The story of Canada’s Indian Residential School System has been front and centre in the news this past few weeks with the release of the Truth and Reconciliation Commission’s Final Report. It contained over 90 recommendations and it will be interesting going forward to see how many are acted upon.

Through the media, I have already heard educators and executives of the TRC proposing to rewrite textbooks for elementary schools, high schools and universities so they contain additional chapters detailing the findings of the commission. This is all being proposed to raise awareness in future generations. Wrong!

As I helped my granddaughter with a grade eleven social studies assignment on Canada’s role in WW II the other day, she said: : “I won’t remember any of this after I hand it in, grandpa.”

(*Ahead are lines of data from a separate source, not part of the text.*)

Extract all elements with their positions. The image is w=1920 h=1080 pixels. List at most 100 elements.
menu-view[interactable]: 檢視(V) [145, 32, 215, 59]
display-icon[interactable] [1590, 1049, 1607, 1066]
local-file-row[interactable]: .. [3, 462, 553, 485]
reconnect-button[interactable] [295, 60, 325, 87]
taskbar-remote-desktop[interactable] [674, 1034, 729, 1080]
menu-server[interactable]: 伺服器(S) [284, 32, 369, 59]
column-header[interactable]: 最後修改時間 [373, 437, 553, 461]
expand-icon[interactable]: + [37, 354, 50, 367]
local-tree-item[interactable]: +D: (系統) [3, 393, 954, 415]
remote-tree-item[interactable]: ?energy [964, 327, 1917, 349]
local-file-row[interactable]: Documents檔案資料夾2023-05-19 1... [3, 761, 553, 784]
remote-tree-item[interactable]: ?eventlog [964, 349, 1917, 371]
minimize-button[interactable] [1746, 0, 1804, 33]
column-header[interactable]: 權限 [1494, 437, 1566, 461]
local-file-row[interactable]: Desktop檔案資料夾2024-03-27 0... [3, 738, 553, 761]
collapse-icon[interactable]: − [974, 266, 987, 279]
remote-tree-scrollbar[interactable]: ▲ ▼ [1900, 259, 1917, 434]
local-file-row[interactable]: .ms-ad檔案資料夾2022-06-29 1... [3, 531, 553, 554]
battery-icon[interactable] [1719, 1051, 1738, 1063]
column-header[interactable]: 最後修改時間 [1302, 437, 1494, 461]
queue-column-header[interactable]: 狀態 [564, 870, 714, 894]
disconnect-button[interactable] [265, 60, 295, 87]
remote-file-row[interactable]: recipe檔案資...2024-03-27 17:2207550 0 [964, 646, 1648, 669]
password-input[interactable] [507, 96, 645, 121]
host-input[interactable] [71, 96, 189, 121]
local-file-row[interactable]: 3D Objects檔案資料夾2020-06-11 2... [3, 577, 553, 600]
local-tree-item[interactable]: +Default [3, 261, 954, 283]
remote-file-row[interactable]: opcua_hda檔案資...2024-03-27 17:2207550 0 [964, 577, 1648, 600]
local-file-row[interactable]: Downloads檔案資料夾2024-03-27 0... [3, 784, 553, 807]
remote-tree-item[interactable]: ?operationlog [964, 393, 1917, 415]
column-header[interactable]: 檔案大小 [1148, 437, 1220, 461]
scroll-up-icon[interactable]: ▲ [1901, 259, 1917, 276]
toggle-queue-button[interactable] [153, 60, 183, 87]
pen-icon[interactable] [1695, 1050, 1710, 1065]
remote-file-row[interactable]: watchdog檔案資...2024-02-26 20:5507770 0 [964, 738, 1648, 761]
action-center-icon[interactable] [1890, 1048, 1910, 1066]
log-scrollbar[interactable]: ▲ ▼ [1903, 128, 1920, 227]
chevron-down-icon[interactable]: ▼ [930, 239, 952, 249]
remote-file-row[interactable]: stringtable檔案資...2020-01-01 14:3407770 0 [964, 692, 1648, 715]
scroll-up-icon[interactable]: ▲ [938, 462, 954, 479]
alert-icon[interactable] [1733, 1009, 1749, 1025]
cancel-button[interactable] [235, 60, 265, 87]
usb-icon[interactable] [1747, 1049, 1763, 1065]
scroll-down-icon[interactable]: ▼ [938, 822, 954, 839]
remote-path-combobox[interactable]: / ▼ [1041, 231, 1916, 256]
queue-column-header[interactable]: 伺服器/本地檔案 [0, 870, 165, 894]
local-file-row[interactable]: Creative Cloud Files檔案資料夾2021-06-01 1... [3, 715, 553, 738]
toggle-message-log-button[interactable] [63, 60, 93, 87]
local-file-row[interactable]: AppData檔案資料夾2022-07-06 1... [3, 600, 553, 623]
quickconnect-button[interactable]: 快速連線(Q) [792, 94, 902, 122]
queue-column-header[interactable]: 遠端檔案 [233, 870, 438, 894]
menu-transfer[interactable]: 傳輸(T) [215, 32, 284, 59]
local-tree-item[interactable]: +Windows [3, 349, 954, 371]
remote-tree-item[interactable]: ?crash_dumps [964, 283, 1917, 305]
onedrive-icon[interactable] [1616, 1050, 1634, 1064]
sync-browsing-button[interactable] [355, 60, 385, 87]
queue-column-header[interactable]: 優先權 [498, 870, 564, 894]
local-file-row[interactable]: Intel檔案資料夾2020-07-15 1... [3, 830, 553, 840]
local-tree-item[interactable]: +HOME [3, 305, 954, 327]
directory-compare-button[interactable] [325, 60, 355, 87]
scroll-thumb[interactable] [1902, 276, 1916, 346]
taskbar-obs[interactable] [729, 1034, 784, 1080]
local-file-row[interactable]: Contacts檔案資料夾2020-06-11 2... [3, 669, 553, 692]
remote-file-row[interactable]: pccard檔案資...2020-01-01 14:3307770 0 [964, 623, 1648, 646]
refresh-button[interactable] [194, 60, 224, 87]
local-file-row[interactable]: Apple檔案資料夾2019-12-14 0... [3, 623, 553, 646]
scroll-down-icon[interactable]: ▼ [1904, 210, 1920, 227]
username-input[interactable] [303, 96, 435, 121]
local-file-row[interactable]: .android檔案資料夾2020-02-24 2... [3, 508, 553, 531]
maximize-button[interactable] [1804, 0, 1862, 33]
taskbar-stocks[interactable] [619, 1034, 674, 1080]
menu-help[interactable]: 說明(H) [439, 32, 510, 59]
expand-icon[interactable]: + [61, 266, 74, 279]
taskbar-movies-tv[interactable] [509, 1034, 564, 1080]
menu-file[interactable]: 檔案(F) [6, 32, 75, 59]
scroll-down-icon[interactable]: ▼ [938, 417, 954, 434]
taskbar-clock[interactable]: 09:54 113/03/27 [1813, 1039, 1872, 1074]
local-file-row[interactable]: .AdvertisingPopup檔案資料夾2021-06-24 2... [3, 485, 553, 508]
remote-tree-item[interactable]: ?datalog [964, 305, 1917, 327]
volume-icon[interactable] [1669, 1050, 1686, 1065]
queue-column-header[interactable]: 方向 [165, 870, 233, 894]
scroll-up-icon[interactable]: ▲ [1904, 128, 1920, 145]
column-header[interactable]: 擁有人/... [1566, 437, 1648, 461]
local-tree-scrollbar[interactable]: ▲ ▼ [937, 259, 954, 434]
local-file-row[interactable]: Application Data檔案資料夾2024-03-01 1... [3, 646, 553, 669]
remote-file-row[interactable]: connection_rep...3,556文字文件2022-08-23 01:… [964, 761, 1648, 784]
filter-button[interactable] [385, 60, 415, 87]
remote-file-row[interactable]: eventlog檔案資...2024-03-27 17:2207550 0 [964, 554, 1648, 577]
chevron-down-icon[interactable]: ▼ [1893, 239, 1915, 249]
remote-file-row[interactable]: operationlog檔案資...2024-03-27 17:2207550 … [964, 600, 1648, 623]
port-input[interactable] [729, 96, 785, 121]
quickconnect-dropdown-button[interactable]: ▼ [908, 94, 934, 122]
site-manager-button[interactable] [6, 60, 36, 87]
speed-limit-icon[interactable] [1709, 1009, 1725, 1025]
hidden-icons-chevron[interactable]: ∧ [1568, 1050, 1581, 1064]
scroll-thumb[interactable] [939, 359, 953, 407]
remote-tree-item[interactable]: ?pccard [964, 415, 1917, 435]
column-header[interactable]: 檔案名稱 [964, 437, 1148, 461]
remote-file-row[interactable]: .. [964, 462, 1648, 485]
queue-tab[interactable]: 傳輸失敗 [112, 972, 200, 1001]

That’s my point. The most effective way to raise awareness is through effective storytelling rather than having kids answer questions from a textbook. These days the best vehicles are either online, television or movies. Good novels can work but with so many alternatives, their penetration with the younger audience can be a challenge. Think of the movie, Saving Private Ryan, as a good example. Raising Awareness of what happened on D-Day by watching this movie is much more effective than reading a dry account of dates, times, locations and casualty counts in a textbook.  

 

Truth and Reconciliation Commmission: Final Report

After six years of receiving testimony from 7000 witnesses and survivors of the Indian Residential Schools across Canada, The Truth and Reconciliation Commission under the leadership of Justice Murray Sinclair will deliver its final 300 page report on June 2, 2015.

The commission was established by the federal government and aboriginal leadership in June 2010 with high hopes that it would help repair the relationship between aboriginal people and the rest of Canada. Sadly this hasn’t happened.

The Residential School System which was started in the 1880’s and shut down in 1996, forcibly removed aboriginal children from their families with the mandate to change them into productive assimilated Canadians. The system has been referred to as “cultural genocide” by both Justice Sinclair and Chief Justice Beverley McLachlin of the Supreme Court of Canada.

Over the years 150,000 children attended the schools and it is estimated that over 6000 of them died. Many were buried in unmarked graves and are still unaccounted for.

The story of Blue Saltwater attempts to put a face to those anonymous thousands of innocent children who were torn from their families and abused in the schools.

The dysfunctional effects continue to this day.